12.11.2024
Utilisation de drones iraniens par la Russie : vers un changement de nature du conflit ukrainien ?
Interview
14 octobre 2022
Lundi 10 octobre, la Russie a lancé une série de frappes massives sur le territoire ukrainien à l’aide de drones de fabrication iranienne. Alors que certaines villes touchées étaient jusqu’ici épargnées et que de nombreux objectifs civils ont été visés, que signifie l’utilisation de ces drones par la Russie ? Quelle sera la réponse des puissances occidentales ? Le point avec Jean-Pierre Maulny, directeur adjoint de l’IRIS.
La Russie a utilisé des drones iraniens pour frapper massivement le territoire ukrainien. Quels sont ces drones ? Qu’est-ce que leur utilisation veut dire des forces russes ?

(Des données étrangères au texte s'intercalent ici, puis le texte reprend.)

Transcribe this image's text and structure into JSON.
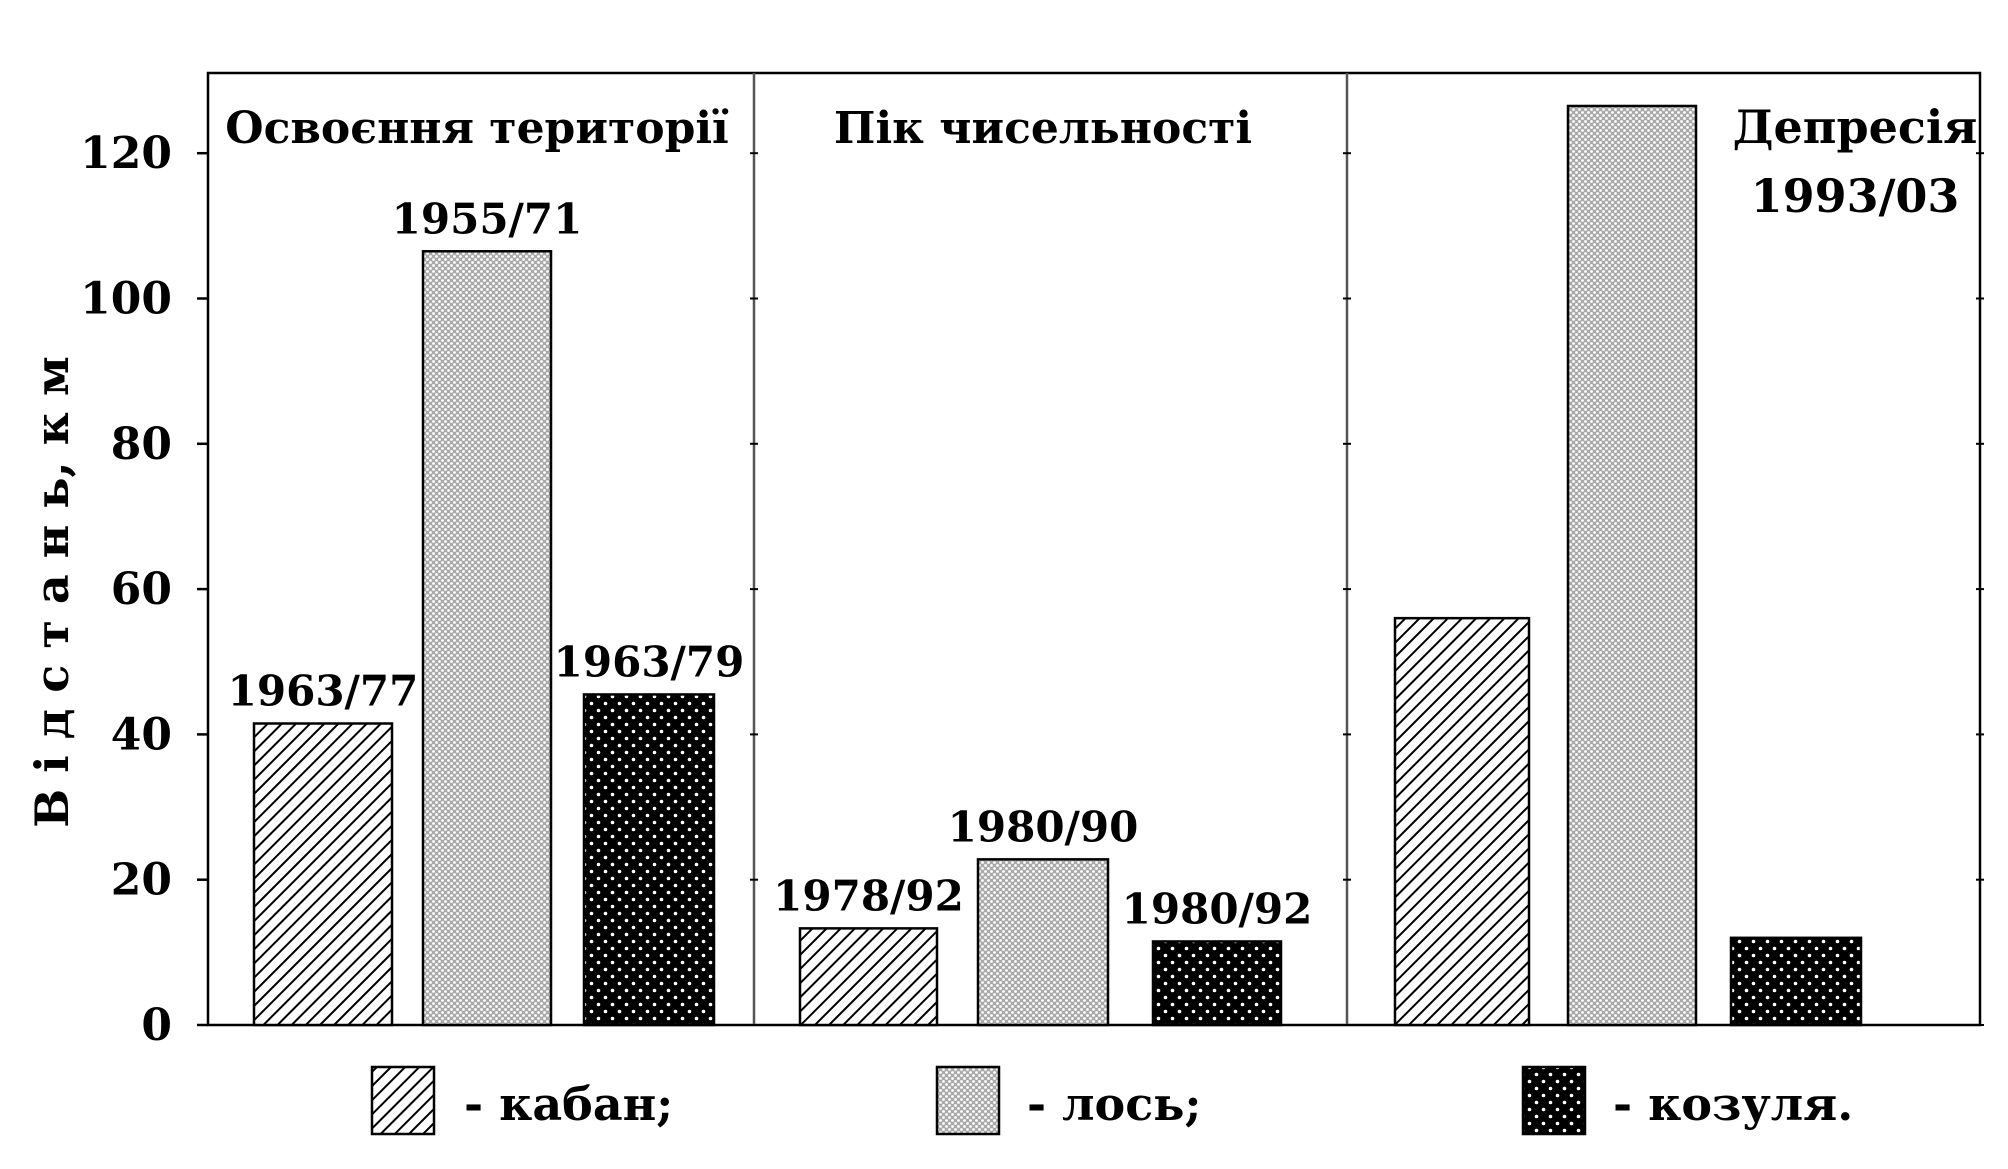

Les Russes ont fait l’acquisition de drones iraniens bon marché de type Shahed 136. Transférés en Russie fin août, ils ont commencé à être utilisés en septembre, et plus massivement sur un certain nombre de villes ukrainiennes faisant suite à l’explosion du camion piégé du 8 octobre dernier qui a partiellement détruit le pont du détroit de Kertch reliant la Russie à la Crimée. Ces drones sont de type kamikaze. Le Shahed 136 est en fait un grand planeur avec une aile delta qui vole à faible vitesse avec une munition à l’extrémité du drone.
Plusieurs explications peuvent être trouvées à l’utilisation de ces drones iraniens.
En premier lieu, si les Russes ont bien des drones de surveillance, ils ont peu de drones armés. En second lieu, on constate que la Russie n’a pas utilisé son avion de combat équipé de missiles, ce qui pourrait vouloir dire que ses stocks de missiles ont diminué, qu’ils ont des difficultés à reconstituer leurs stocks rapidement et qu’ils préfèrent conserver leurs équipements restants pour des objectifs militaires plus stratégiques. L’utilisation des Shahed 136 correspond davantage à une opération de représailles après la destruction partielle du pont du détroit de Kertch destinée à terroriser la population des grandes villes ukrainiennes.
Enfin, il ne faut pas oublier que lors du discours de Vladimir Poutine où il a officialisé l’annexion de certaines régions de l’Ukraine, un de ses objectifs était de montrer qu’il n’était pas isolé et que ce sont les Occidentaux qui l’étaient. L’utilisation de drones iraniens a certainement pour objectif de démontrer qu’il a des alliés, mais aussi vise à rendre plus difficile la levée des sanctions à l’Iran et donc le retour dans le JCPOA (Joint Comprehensive Plan of Action, soit l’accord sur le nucléaire iranien signé entre l’Iran d’une part, les cinq membres permanents du Conseil de sécurité plus l’Allemagne d’autre part). C’est donc aussi un moyen de garantir que le prix de l’énergie reste élevé ce qui est favorable à la Russie et défavorable aux Occidentaux.
Où en est-on de l’utilisation des drones dans les conflits armés ?
Les drones sont de plus en plus utilisés dans les conflits. On l’a vu notamment dans le conflit du Haut-Karabakh où les Azerbaïdjanais ont utilisé des drones turcs Bayraktar TB2. Ces mêmes drones sont aujourd’hui utilisés par l’Ukraine à qui la Turquie les a fournis.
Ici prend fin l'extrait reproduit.